Abstract
"Disseminating Design, Controlling Craftsmanship: The Enterprise of the Folly Cove Designers"
Marina Moskowitz, University of Wisconsin, Madison (mmoskowitz@wisc.edu)The Folly Cove Designers were a collective of “designer-craftsmen” working in Gloucester, Massachusetts in the mid-twentieth century. They realized their designs through the medium of block print on textiles and produced primarily domestic goods: aprons, placemats, tablecloths, and some yardages intended for drapery. In an artistic sense, the group was led by the popular children’s book author, Virginia Lee Burton, who offered design classes each winter in which members of the collective would hone their ideas for their annual prints. However, in a commercial sense, the group was spearheaded by Dorothy Norton, who was a designer member but also served as the group’s Business Manager, sourcing materials and negotiating sales channels.
When they began in the late 1930s, the Folly Cove Designers were intent in perfecting their craft, and valued the quality control inherent in not only designing but printing their own wares.
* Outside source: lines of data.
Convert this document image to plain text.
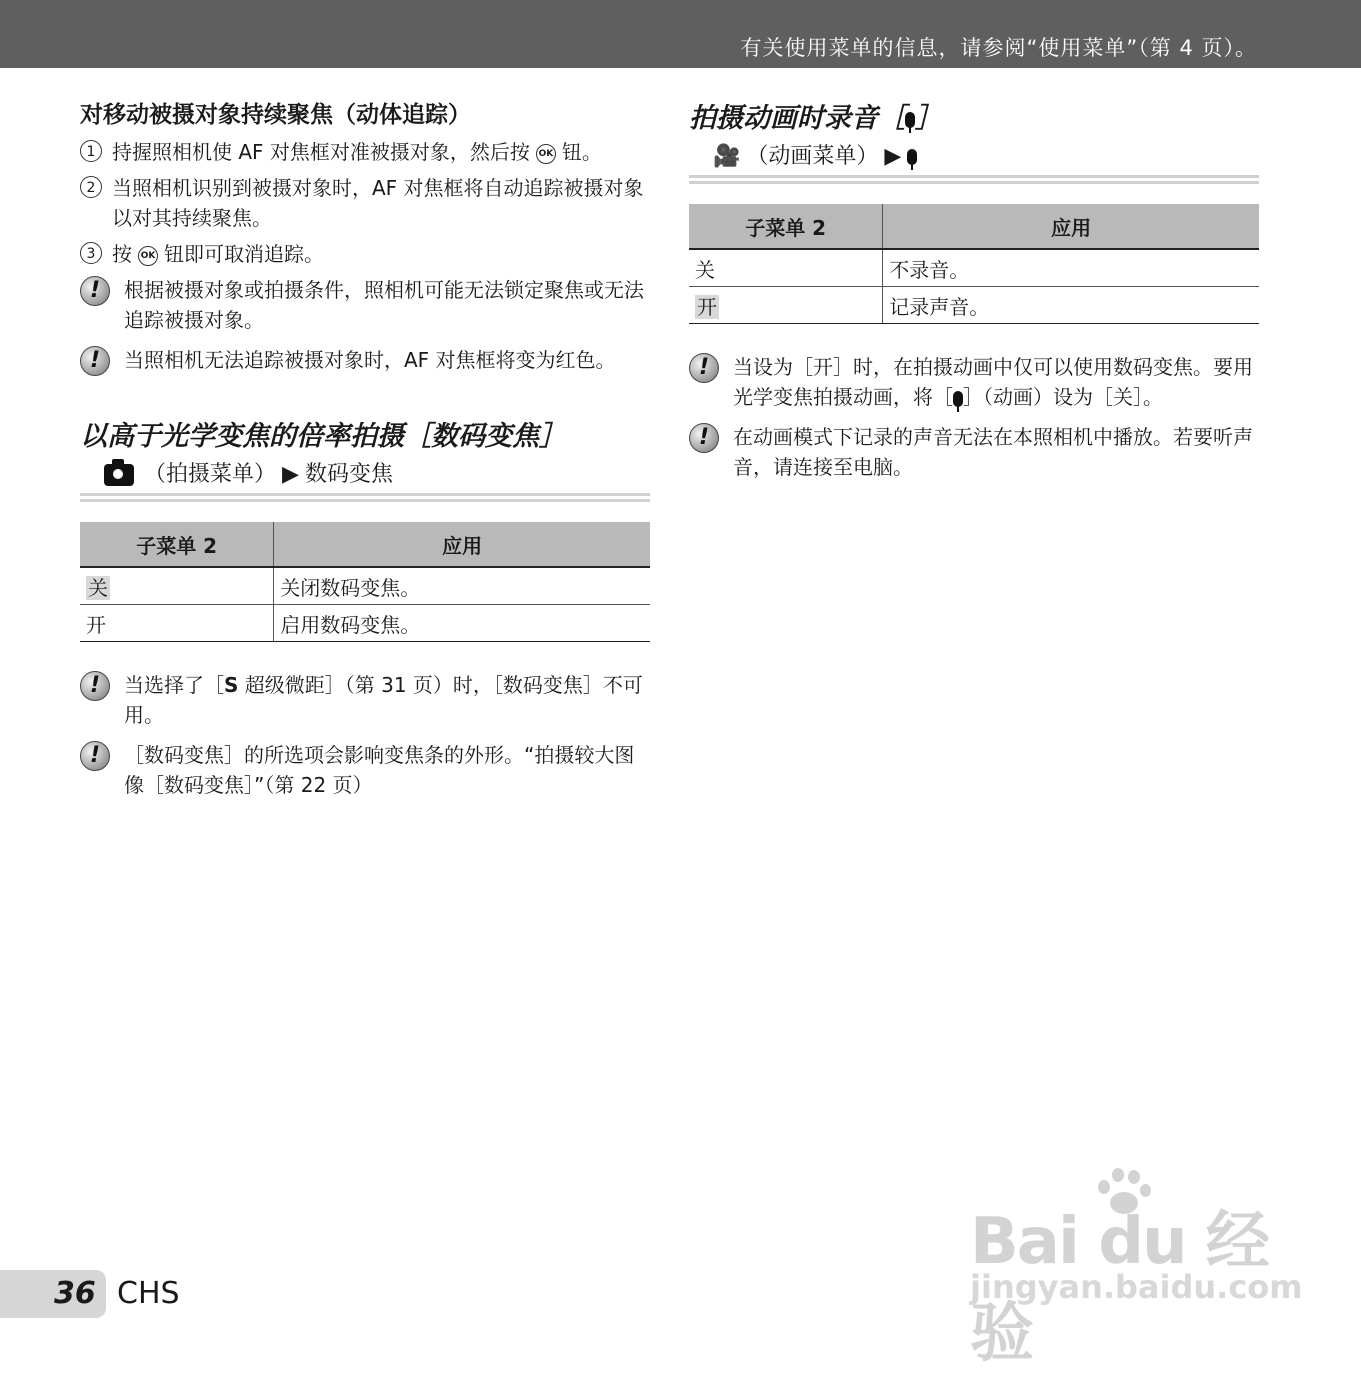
有关使用菜单的信息，请参阅“使用菜单”（第 4 页）。
对移动被摄对象持续聚焦（动体追踪）
1 持握照相机使 AF 对焦框对准被摄对象，然后按 OK 钮。
2 当照相机识别到被摄对象时，AF 对焦框将自动追踪被摄对象以对其持续聚焦。
3 按 OK 钮即可取消追踪。
!	根据被摄对象或拍摄条件，照相机可能无法锁定聚焦或无法追踪被摄对象。
!	当照相机无法追踪被摄对象时，AF 对焦框将变为红色。
以高于光学变焦的倍率拍摄［数码变焦］
（拍摄菜单） ▶ 数码变焦
子菜单 2	应用
关	关闭数码变焦。
开	启用数码变焦。
!	当选择了［S 超级微距］（第 31 页）时，［数码变焦］不可用。
!	［数码变焦］的所选项会影响变焦条的外形。“拍摄较大图像［数码变焦］”（第 22 页）
拍摄动画时录音［ ］
🎥 （动画菜单） ▶
子菜单 2	应用
关	不录音。
开	记录声音。
!	当设为［开］时，在拍摄动画中仅可以使用数码变焦。要用光学变焦拍摄动画，将［ ］（动画）设为［关］。
!	在动画模式下记录的声音无法在本照相机中播放。若要听声音，请连接至电脑。
Bai du 经验
jingyan.baidu.com
36 CHS
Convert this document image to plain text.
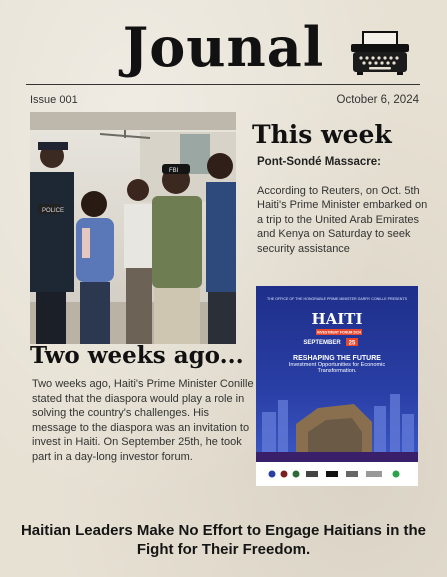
Jounal
Issue 001	October 6, 2024
POLICE
FBI
This week
Pont-Sondé Massacre:
According to Reuters, on Oct. 5th Haiti's Prime Minister embarked on a trip to the United Arab Emirates and Kenya on Saturday to seek security assistance
THE OFFICE OF THE HONORABLE PRIME MINISTER GARRY CONILLE PRESENTS
HAITI
INVESTMENT FORUM 2024
SEPTEMBER 25
RESHAPING THE FUTURE
Investment Opportunities for Economic Transformation.
Two weeks ago...
Two weeks ago, Haiti's Prime Minister Conille stated that the diaspora would play a role in solving the country's challenges. His message to the diaspora was an invitation to invest in Haiti. On September 25th, he took part in a day-long investor forum.
Haitian Leaders Make No Effort to Engage Haitians in the Fight for Their Freedom.
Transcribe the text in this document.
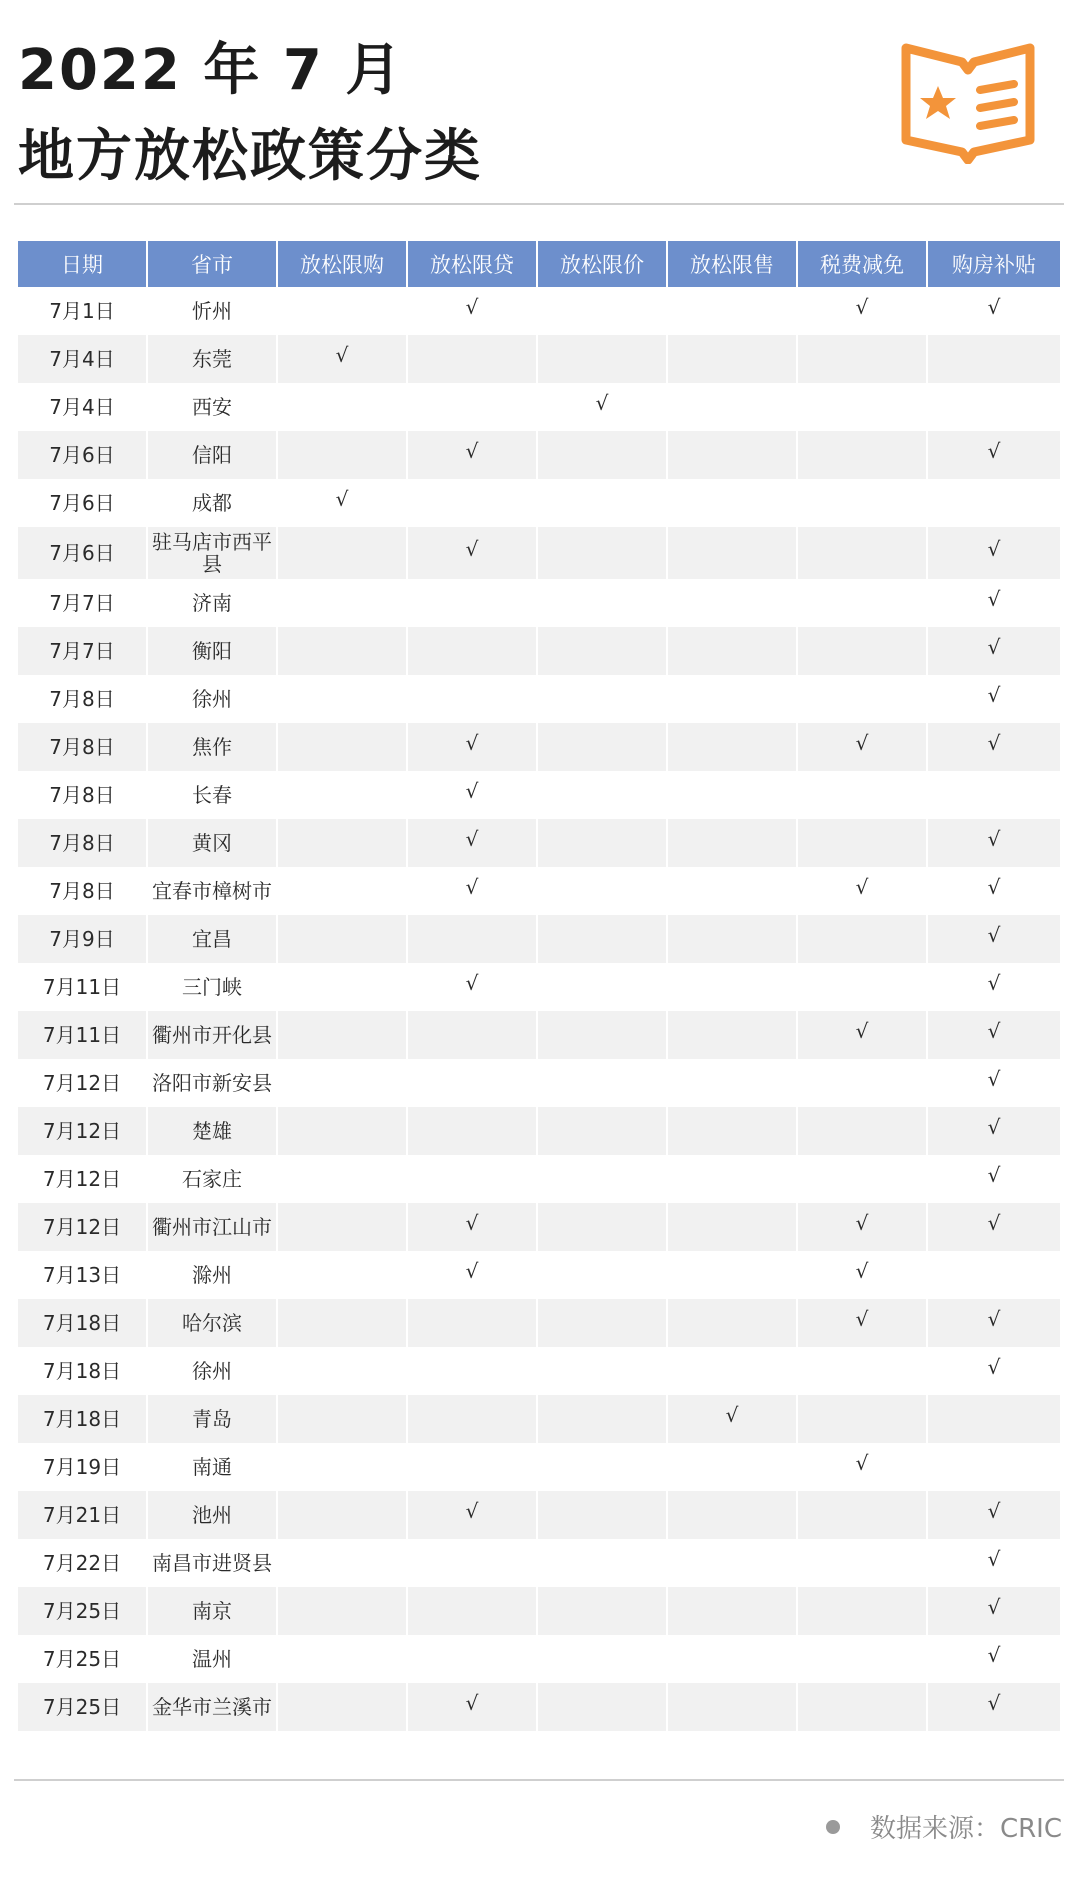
2022 年 7 月
地方放松政策分类
日期	省市	放松限购	放松限贷	放松限价	放松限售	税费减免	购房补贴
7月1日	忻州		√			√	√
7月4日	东莞	√					
7月4日	西安			√			
7月6日	信阳		√				√
7月6日	成都	√					
7月6日	驻马店市西平县		√				√
7月7日	济南						√
7月7日	衡阳						√
7月8日	徐州						√
7月8日	焦作		√			√	√
7月8日	长春		√				
7月8日	黄冈		√				√
7月8日	宜春市樟树市		√			√	√
7月9日	宜昌						√
7月11日	三门峡		√				√
7月11日	衢州市开化县					√	√
7月12日	洛阳市新安县						√
7月12日	楚雄						√
7月12日	石家庄						√
7月12日	衢州市江山市		√			√	√
7月13日	滁州		√			√	
7月18日	哈尔滨					√	√
7月18日	徐州						√
7月18日	青岛				√		
7月19日	南通					√	
7月21日	池州		√				√
7月22日	南昌市进贤县						√
7月25日	南京						√
7月25日	温州						√
7月25日	金华市兰溪市		√				√
数据来源：CRIC
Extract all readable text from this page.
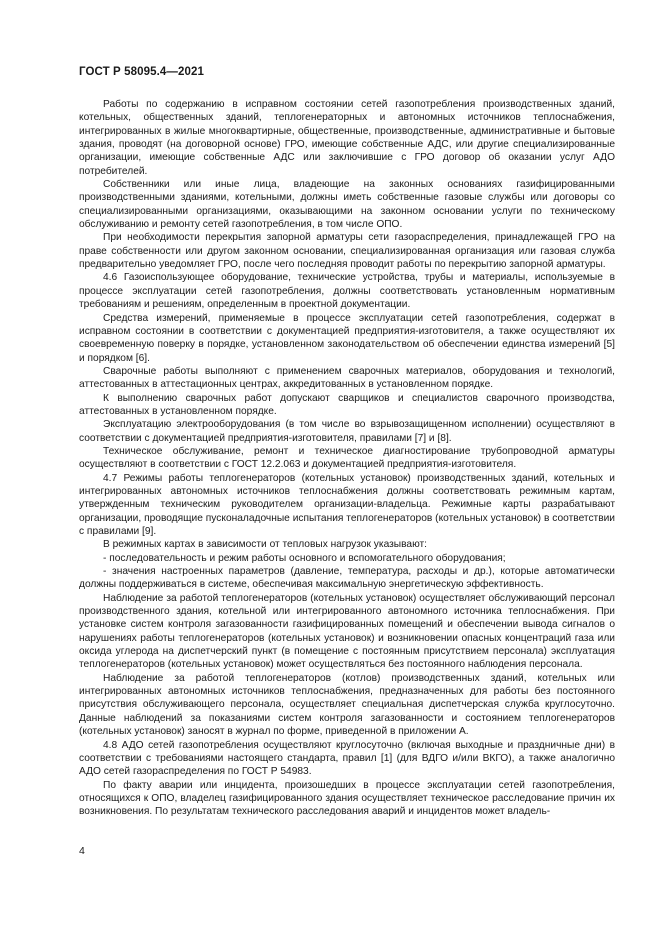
ГОСТ Р 58095.4—2021

Работы по содержанию в исправном состоянии сетей газопотребления производственных зданий, котельных, общественных зданий, теплогенераторных и автономных источников теплоснабжения, интегрированных в жилые многоквартирные, общественные, производственные, административные и бытовые здания, проводят (на договорной основе) ГРО, имеющие собственные АДС, или другие специализированные организации, имеющие собственные АДС или заключившие с ГРО договор об оказании услуг АДО потребителей.

Собственники или иные лица, владеющие на законных основаниях газифицированными производственными зданиями, котельными, должны иметь собственные газовые службы или договоры со специализированными организациями, оказывающими на законном основании услуги по техническому обслуживанию и ремонту сетей газопотребления, в том числе ОПО.

При необходимости перекрытия запорной арматуры сети газораспределения, принадлежащей ГРО на праве собственности или другом законном основании, специализированная организация или газовая служба предварительно уведомляет ГРО, после чего последняя проводит работы по перекрытию запорной арматуры.

4.6 Газоиспользующее оборудование, технические устройства, трубы и материалы, используемые в процессе эксплуатации сетей газопотребления, должны соответствовать установленным нормативным требованиям и решениям, определенным в проектной документации.

Средства измерений, применяемые в процессе эксплуатации сетей газопотребления, содержат в исправном состоянии в соответствии с документацией предприятия-изготовителя, а также осуществляют их своевременную поверку в порядке, установленном законодательством об обеспечении единства измерений [5] и порядком [6].

Сварочные работы выполняют с применением сварочных материалов, оборудования и технологий, аттестованных в аттестационных центрах, аккредитованных в установленном порядке.

К выполнению сварочных работ допускают сварщиков и специалистов сварочного производства, аттестованных в установленном порядке.

Эксплуатацию электрооборудования (в том числе во взрывозащищенном исполнении) осуществляют в соответствии с документацией предприятия-изготовителя, правилами [7] и [8].

Техническое обслуживание, ремонт и техническое диагностирование трубопроводной арматуры осуществляют в соответствии с ГОСТ 12.2.063 и документацией предприятия-изготовителя.

4.7 Режимы работы теплогенераторов (котельных установок) производственных зданий, котельных и интегрированных автономных источников теплоснабжения должны соответствовать режимным картам, утвержденным техническим руководителем организации-владельца. Режимные карты разрабатывают организации, проводящие пусконаладочные испытания теплогенераторов (котельных установок) в соответствии с правилами [9].

В режимных картах в зависимости от тепловых нагрузок указывают:

- последовательность и режим работы основного и вспомогательного оборудования;

- значения настроенных параметров (давление, температура, расходы и др.), которые автоматически должны поддерживаться в системе, обеспечивая максимальную энергетическую эффективность.

Наблюдение за работой теплогенераторов (котельных установок) осуществляет обслуживающий персонал производственного здания, котельной или интегрированного автономного источника теплоснабжения. При установке систем контроля загазованности газифицированных помещений и обеспечении вывода сигналов о нарушениях работы теплогенераторов (котельных установок) и возникновении опасных концентраций газа или оксида углерода на диспетчерский пункт (в помещение с постоянным присутствием персонала) эксплуатация теплогенераторов (котельных установок) может осуществляться без постоянного наблюдения персонала.

Наблюдение за работой теплогенераторов (котлов) производственных зданий, котельных или интегрированных автономных источников теплоснабжения, предназначенных для работы без постоянного присутствия обслуживающего персонала, осуществляет специальная диспетчерская служба круглосуточно. Данные наблюдений за показаниями систем контроля загазованности и состоянием теплогенераторов (котельных установок) заносят в журнал по форме, приведенной в приложении А.

4.8 АДО сетей газопотребления осуществляют круглосуточно (включая выходные и праздничные дни) в соответствии с требованиями настоящего стандарта, правил [1] (для ВДГО и/или ВКГО), а также аналогично АДО сетей газораспределения по ГОСТ Р 54983.

По факту аварии или инцидента, произошедших в процессе эксплуатации сетей газопотребления, относящихся к ОПО, владелец газифицированного здания осуществляет техническое расследование причин их возникновения. По результатам технического расследования аварий и инцидентов может владель-

4
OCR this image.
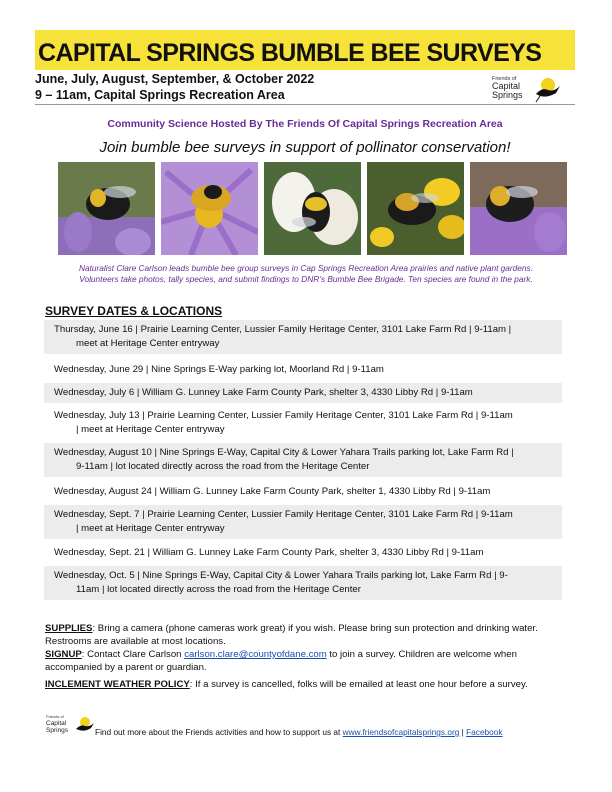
CAPITAL SPRINGS BUMBLE BEE SURVEYS
June, July, August, September, & October 2022
9 – 11am, Capital Springs Recreation Area
Friends of
Capital
Springs
Community Science Hosted By The Friends Of Capital Springs Recreation Area
Join bumble bee surveys in support of pollinator conservation!
Naturalist Clare Carlson leads bumble bee group surveys in Cap Springs Recreation Area prairies and native plant gardens.
Volunteers take photos, tally species, and submit findings to DNR’s Bumble Bee Brigade. Ten species are found in the park.
SURVEY DATES & LOCATIONS
Thursday, June 16 | Prairie Learning Center, Lussier Family Heritage Center, 3101 Lake Farm Rd | 9-11am |
meet at Heritage Center entryway
Wednesday, June 29 | Nine Springs E-Way parking lot, Moorland Rd | 9-11am
Wednesday, July 6 | William G. Lunney Lake Farm County Park, shelter 3, 4330 Libby Rd | 9-11am
Wednesday, July 13 | Prairie Learning Center, Lussier Family Heritage Center, 3101 Lake Farm Rd | 9-11am
| meet at Heritage Center entryway
Wednesday, August 10 | Nine Springs E-Way, Capital City & Lower Yahara Trails parking lot, Lake Farm Rd |
9-11am | lot located directly across the road from the Heritage Center
Wednesday, August 24 | William G. Lunney Lake Farm County Park, shelter 1, 4330 Libby Rd | 9-11am
Wednesday, Sept. 7 | Prairie Learning Center, Lussier Family Heritage Center, 3101 Lake Farm Rd | 9-11am
| meet at Heritage Center entryway
Wednesday, Sept. 21 | William G. Lunney Lake Farm County Park, shelter 3, 4330 Libby Rd | 9-11am
Wednesday, Oct. 5 | Nine Springs E-Way, Capital City & Lower Yahara Trails parking lot, Lake Farm Rd | 9-
11am | lot located directly across the road from the Heritage Center
SUPPLIES: Bring a camera (phone cameras work great) if you wish. Please bring sun protection and drinking water. Restrooms are available at most locations.
SIGNUP: Contact Clare Carlson carlson.clare@countyofdane.com to join a survey. Children are welcome when accompanied by a parent or guardian.
INCLEMENT WEATHER POLICY: If a survey is cancelled, folks will be emailed at least one hour before a survey.
Friends of
Capital
Springs	Find out more about the Friends activities and how to support us at www.friendsofcapitalsprings.org | Facebook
However, by the early 1940s, it was clear that demand for the Folly Cove Designers’ work exceeded supply; carrying out domestic production of hand-printed textiles severely limited the scale of distribution. To address this conundrum of disseminating design while controlling craftsmanship, Norton experimented with a variety of distribution and licensing arrangements. She sought wider markets through wholesale arrangements with, for example, America House, a shop established by the American Craftsman Cooperative Council to act as a conduit between small-scale home industries and influential buyers in the New York marketplace. But Norton also licensed designs to department stores such as Lord and Taylor, furnishing firms such as Schumacher, each of which used different approaches to reproducing the Folly Cove Designers domestic printing. The Folly Cove Designers provide a case study to consider this relationship between design, craft, and the domestic and commercial production of printed textiles.